The Inner Harbor was an impressionistic canvas with fog and rain blurring the lines and muting the colors. With the sails up, Tupelo Honey headed southwest on port tack, built speed, and settled in at 6+ knots. We glided past the eerily-quiet downtown and toward the cargo cranes in South Boston. Rain fell. Wind blew. Captain Don turned the wheel over to me.

Even though a wheel is supposed to make it “like driving a car,” I had to overcome my tendency to treat the wheel like a tiller and turn the wheel to port when I wanted to fall off to starboard and vice versa. After mentioning this to Captain Don (who otherwise might have wondered if I had ever driven a car), I held Tupelo Honey on course and started to get a feel for the boat. A Coast Guard boat passed astern, a lobster boat checked a trap, and the full-keel Tupelo Honey sailed on with an easy motion through the chop and gusts.

On the return leg, Castle Island, the home of Fort Independence, became a spectral presence. A church spire materialized in downtown Boston out of the fog. The towers and cables of the Zakim Bridge—a product of the Big Dig—appeared incongruously futuristic over the Charles River.

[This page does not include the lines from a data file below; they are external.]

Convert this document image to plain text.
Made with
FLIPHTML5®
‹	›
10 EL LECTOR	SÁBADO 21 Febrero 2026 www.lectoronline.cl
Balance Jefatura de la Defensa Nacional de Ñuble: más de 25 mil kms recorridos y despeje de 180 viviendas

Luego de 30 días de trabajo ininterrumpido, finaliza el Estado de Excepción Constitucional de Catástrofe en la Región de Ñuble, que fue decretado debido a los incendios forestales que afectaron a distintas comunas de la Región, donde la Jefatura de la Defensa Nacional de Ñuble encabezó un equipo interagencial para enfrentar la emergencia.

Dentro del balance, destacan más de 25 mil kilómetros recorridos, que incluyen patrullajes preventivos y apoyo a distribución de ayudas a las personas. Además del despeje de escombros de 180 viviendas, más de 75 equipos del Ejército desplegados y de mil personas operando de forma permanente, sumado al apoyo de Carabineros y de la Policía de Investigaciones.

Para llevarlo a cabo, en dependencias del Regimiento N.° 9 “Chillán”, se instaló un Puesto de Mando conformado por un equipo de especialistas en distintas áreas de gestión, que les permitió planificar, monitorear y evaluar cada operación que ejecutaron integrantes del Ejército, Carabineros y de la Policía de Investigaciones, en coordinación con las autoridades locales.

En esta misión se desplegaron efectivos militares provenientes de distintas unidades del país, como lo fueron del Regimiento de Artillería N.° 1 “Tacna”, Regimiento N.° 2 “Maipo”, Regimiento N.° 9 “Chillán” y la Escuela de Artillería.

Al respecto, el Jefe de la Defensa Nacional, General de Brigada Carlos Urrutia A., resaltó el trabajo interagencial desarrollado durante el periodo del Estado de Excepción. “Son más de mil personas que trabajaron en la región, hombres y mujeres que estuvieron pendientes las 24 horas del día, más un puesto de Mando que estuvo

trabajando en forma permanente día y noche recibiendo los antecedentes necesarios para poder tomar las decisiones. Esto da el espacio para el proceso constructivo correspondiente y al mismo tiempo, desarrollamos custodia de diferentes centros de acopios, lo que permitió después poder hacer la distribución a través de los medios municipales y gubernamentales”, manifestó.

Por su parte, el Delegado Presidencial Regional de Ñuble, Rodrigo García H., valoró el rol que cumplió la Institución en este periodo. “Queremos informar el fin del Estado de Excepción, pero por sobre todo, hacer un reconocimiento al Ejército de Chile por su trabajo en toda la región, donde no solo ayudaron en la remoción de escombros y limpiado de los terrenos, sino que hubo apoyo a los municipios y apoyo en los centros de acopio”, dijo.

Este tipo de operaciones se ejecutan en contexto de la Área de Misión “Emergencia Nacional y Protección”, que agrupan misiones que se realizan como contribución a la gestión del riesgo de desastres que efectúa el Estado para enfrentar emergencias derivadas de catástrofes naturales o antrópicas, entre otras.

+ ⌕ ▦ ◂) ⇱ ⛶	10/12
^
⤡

To the eyes of a desert dweller, the low clouds shrouded Boston in an almost magical fog that made everything more immediate. The cruise on Tupelo Honey was a perfect counterpoint to the sun-drenched sailing we take for granted in Arizona. The rain created a sense of solitude that otherwise would have been impossible on a sunny day in the busy commercial harbor of a major East Coast city.

Sailing Tupelo Honey was, well, sweet. It provided a much-needed sailing fix during a non-sailing family vacation and was a great way to see the harbor, the city, and a new charter business taking its first steps toward what I hope will be a long and successful run. There are plenty of tour boats ferrying customers around the harbor. There is only one Tupelo Honey.